Estudantes aprovam novo formato da Unicamp

Candidatos consideraram vestibular com nível médio de dificuldade. Temas das redações eram próximos ao cotidiano dos jovens

Marina Morena Costa, iG São Paulo |

Estudantes que prestaram o vestibular 2011 da Universidade Estadual de Campinas (Unicamp) na PUC-SP aprovaram o novo modelo da prova. Para a maioria dos entrevistados pela reportagem do iG o exame estava bem elaborado e com nível médio de dificuldade. Neste ano, a primeira fase do processo seletivo teve uma prova de múltipla escolha com 48 questões – 12 de Matemática; 18 de Ciências Humanas e Artes; e 18 de Ciências da Natureza – e não mais as 12 dissertativas, como era aplicado até o ano passado.

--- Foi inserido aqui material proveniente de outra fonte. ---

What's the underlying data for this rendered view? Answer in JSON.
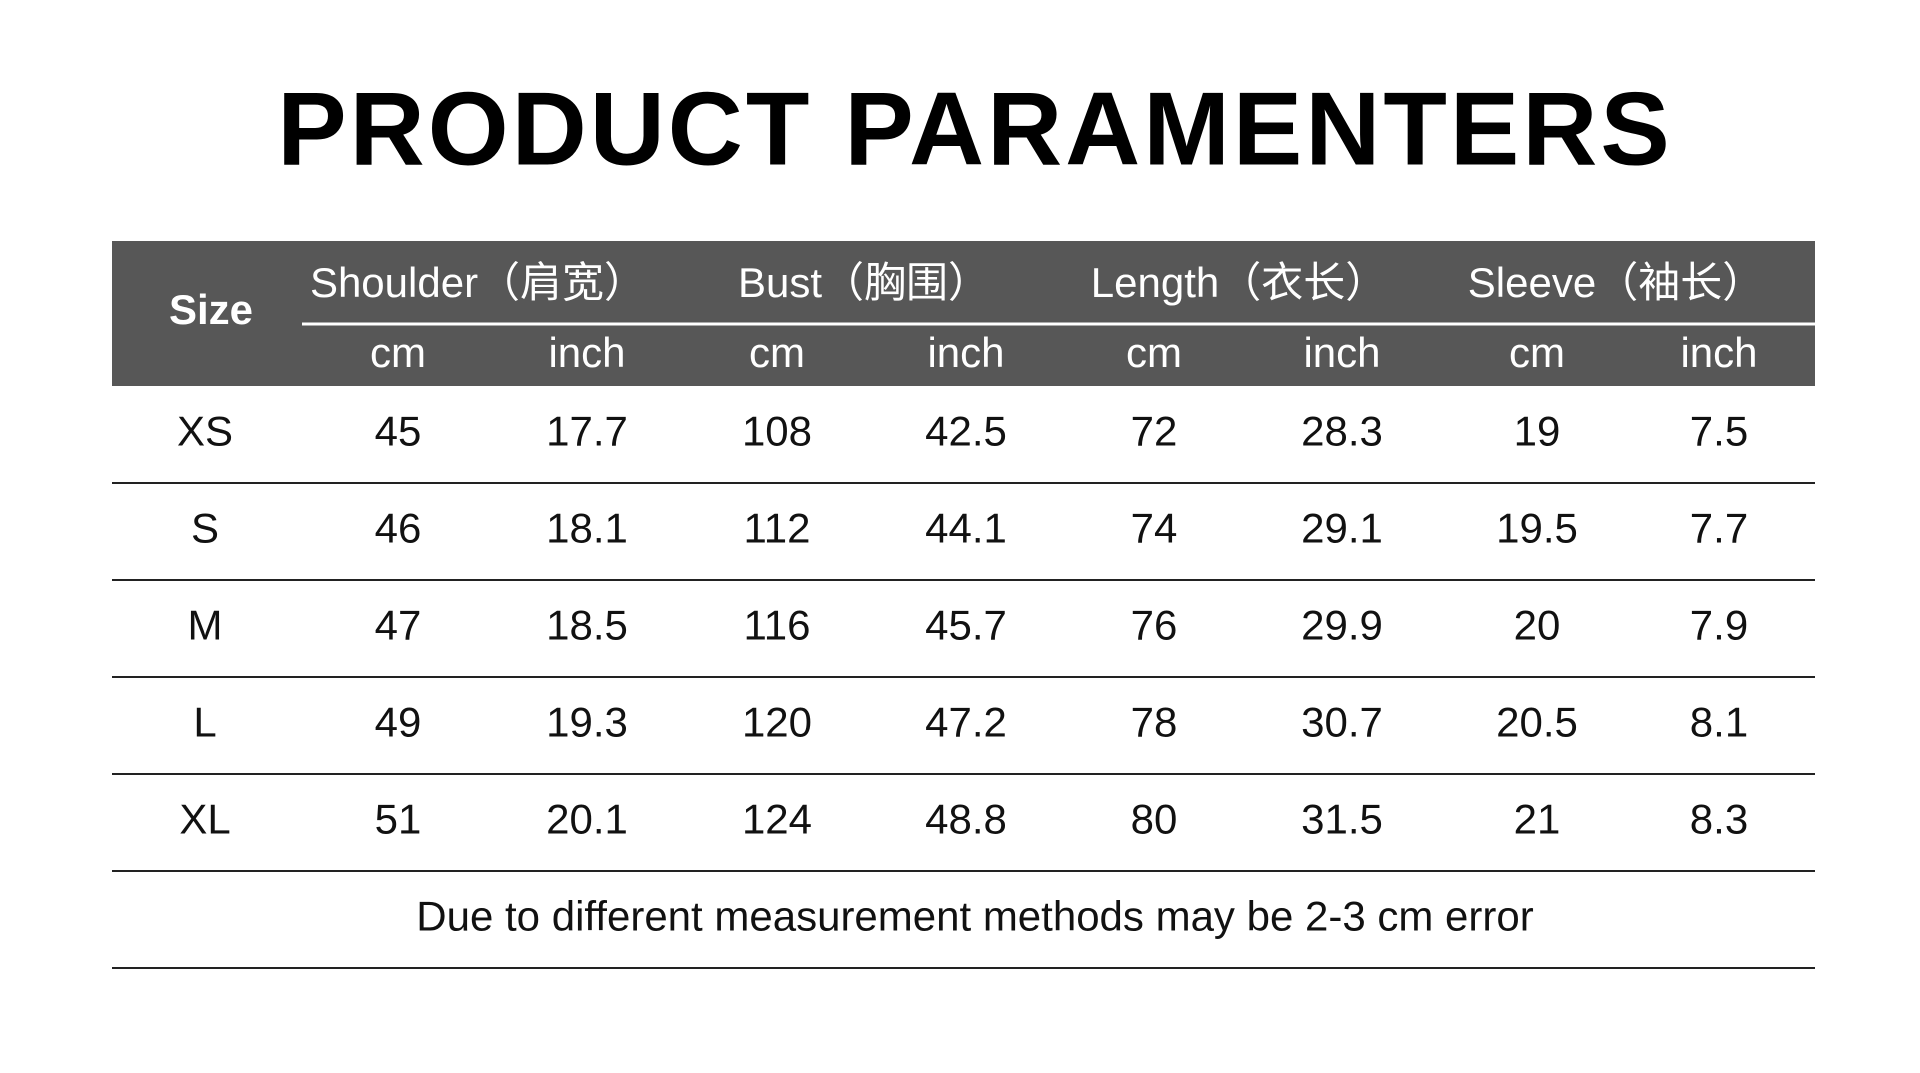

Os candidatos fizeram ainda três redações e foram surpreendidos pelos gêneros exigidos. Tradicionalmente, a Unicamp cobrava uma dissertação, uma narração e uma carta. Desta vez, o vestibular pediu um comentário em site sobre um gráfico de pesquisa sobre valores dos jovens, um discurso de um presidente de grêmio estudantil apresentando uma pesquisadora e um artigo jornalístico-opinativo embasado em um texto literário. Neste domingo, 53.284 estudantes fizeram a prova da primeira fase do Vestibular Unicamp 2011, na disputa por umas das 3.444 vagas em 66 cursos da Unicamp e dois cursos da Faculdade de Medicina de São José do Rio Preto (Famerp). O índice de abstenção foi de 6,86%, 3.925 candidatos não compareceram para fazer o exame .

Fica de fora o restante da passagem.